From what I can tell reading through the source, it would have been bottlenecked by the CPU instead of the GPU. Thus whether you used VAs, VBOs or IMs it probably wouldn't make any significant difference. Your usage of the word "Batch" to describe the class containing the data for a single drawable is also kind of misleading. They weren't really batched data and so could not profit from batching at all.
Your idea of uploading data into a single buffer and drawing all at once at the end was good. HOWEVER, if you only draw the data one object at a time they will be, as you saw, hardly any better than VAs or even IM.

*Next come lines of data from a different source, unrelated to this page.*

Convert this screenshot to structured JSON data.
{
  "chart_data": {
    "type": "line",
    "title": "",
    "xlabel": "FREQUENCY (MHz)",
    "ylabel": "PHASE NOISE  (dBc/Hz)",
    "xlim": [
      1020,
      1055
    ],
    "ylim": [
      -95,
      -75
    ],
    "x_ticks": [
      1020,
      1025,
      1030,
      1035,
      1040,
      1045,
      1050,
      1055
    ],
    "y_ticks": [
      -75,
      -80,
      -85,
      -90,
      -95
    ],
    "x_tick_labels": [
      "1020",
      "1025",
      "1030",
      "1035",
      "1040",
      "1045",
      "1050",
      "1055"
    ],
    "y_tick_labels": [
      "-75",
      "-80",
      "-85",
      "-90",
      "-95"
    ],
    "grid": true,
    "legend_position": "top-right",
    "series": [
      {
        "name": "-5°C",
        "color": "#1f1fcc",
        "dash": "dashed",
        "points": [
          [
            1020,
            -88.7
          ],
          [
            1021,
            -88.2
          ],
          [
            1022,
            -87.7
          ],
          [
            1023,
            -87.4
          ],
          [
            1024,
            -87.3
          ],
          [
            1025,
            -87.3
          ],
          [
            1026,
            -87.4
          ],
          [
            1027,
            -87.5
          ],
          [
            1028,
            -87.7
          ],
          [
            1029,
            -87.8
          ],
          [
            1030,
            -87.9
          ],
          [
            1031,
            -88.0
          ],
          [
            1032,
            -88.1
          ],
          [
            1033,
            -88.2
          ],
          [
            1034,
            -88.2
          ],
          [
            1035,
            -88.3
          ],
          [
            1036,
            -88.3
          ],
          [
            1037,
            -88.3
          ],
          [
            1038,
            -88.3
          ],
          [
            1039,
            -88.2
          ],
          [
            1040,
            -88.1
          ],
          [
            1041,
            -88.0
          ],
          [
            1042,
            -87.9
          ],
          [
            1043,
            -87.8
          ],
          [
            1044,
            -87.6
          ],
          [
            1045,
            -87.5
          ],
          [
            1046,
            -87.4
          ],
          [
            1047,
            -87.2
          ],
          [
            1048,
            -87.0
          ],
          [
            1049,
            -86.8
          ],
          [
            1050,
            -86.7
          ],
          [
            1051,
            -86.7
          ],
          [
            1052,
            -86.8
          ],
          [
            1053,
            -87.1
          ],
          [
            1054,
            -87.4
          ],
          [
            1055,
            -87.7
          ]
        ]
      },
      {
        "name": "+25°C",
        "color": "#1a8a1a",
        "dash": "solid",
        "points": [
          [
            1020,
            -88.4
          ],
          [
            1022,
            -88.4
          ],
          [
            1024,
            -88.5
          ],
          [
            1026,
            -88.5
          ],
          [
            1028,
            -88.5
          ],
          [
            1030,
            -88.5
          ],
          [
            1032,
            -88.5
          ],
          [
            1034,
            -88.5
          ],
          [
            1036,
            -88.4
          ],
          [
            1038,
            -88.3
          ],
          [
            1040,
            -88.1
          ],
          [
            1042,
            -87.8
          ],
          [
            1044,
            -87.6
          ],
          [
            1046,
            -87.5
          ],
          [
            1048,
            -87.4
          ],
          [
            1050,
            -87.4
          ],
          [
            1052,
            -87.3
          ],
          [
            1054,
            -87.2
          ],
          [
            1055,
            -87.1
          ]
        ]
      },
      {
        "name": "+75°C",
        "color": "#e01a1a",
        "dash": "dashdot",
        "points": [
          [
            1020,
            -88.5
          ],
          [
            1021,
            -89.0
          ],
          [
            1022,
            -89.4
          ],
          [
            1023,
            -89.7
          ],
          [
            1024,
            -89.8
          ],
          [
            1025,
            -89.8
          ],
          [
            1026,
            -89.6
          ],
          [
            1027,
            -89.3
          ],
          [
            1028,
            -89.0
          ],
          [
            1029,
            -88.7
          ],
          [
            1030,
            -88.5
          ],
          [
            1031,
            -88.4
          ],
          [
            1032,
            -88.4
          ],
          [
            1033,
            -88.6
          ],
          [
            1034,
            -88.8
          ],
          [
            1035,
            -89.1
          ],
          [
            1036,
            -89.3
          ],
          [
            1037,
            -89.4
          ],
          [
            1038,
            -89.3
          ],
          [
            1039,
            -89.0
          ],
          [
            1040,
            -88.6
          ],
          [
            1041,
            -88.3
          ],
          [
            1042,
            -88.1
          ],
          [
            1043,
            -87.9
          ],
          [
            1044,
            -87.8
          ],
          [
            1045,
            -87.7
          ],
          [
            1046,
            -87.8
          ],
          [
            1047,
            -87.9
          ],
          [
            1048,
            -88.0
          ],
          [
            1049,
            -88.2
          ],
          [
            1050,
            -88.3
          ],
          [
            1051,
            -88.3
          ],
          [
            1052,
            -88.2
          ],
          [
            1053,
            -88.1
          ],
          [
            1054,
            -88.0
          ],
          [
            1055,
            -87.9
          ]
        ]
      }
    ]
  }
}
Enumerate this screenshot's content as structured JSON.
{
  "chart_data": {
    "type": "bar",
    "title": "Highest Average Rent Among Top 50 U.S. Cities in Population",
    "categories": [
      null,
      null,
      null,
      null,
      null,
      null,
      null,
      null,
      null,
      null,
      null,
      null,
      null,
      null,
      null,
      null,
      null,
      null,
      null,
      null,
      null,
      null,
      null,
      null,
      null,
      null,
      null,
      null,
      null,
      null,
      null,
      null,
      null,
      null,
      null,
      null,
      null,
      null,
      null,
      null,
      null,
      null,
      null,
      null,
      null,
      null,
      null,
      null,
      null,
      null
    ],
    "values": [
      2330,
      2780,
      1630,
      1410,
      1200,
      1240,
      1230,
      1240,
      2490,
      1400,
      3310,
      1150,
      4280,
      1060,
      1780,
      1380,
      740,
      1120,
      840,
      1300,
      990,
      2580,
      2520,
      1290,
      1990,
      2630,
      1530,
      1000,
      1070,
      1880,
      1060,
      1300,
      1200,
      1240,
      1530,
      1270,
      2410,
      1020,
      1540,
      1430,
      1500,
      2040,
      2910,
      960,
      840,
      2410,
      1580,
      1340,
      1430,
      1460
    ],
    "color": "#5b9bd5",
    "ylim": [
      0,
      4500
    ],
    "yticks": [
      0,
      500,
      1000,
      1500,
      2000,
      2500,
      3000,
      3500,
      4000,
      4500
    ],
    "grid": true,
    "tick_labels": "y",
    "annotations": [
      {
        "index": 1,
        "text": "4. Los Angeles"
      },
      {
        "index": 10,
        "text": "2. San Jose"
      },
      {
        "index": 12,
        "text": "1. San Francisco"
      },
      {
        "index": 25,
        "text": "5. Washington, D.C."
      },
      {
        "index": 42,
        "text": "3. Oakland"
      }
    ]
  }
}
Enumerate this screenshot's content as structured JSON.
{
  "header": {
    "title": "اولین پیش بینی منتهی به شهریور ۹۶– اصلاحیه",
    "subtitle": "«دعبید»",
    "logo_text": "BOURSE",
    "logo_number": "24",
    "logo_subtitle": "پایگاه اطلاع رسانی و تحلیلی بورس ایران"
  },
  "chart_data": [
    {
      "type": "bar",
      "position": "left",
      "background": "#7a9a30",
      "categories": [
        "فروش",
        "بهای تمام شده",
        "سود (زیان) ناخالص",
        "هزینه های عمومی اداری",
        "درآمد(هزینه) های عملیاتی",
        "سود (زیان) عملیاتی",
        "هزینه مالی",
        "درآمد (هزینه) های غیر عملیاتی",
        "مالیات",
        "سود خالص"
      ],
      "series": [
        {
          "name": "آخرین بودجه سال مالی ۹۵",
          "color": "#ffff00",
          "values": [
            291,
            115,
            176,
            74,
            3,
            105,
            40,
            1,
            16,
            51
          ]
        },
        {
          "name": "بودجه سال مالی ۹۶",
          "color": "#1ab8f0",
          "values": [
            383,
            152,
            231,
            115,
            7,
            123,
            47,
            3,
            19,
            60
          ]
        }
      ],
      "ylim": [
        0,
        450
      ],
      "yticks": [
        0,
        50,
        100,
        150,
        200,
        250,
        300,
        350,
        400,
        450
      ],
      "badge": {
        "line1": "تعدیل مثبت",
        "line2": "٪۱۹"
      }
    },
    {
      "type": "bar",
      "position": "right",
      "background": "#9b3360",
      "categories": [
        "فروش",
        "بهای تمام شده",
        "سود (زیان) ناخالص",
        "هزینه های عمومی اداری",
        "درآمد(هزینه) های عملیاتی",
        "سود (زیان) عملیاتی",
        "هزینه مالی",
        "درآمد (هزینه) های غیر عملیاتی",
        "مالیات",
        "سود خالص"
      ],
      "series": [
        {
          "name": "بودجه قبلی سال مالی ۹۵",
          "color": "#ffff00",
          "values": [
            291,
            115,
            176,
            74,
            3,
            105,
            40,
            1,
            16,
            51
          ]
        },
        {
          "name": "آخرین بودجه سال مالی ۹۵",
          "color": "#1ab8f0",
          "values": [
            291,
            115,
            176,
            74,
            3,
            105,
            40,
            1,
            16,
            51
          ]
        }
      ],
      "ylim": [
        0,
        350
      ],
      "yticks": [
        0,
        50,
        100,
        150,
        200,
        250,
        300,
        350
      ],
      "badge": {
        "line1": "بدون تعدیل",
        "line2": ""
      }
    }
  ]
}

It would have probably made a big difference if you had stored more relevant data inside the Renderer object and let it manage drawing the objects itself when the time came. That way it would have been able to truly batch multiple objects together if it saw the possibility, saving not only a little GPU time but a massive amount of CPU time. Contrary to what people think most state changes and matrix ops take part on the CPU in the driver and the data gets sent in it's raw form to the GPU. Thus if the CPU is already busy going through all the batches every frame, the FPS will be hurt even more by redundant state changes which were abundant in that version.
Because you changed SFML a lot since then and cache states more effectively now and even use VAs as the primary drawing method, it would be nice to see how that old concept would fare in the current implementation.
And I'm curious, were these problems you speak of bugs/glitches or the flexibility/limitation kind of problems? I couldn't find any reports of problems related to the old drawing method while searching through those old threads.
I've seen some really nice ugly hacks and the even nicer comments associated to them about SFML. If you want to talk about these issues I'm here
Wishlist (among other things to make SFGUI less "hacky"):
1. Some way to identify/compare fonts among each other (name of the face or something).
2. Some way to tell SFML to wipe it's vertex cache.
3. Since you allow asking for a depth/stencil buffer, it would be nice to be able to clear those with RenderTarget::Clear() too instead of just the color. Now users have to resort to calling glClear() themselves which is horribly expensive.
4*. A standard benchmark spec that encompasses all areas of SFML to use as a performance measurement tool while trying to optimize SFML. This is one of those crucial things that I and others would need to know to experiment with making SFML faster. In SFGUI we have our lovely test app (which as some might notice contains all widgets currently available).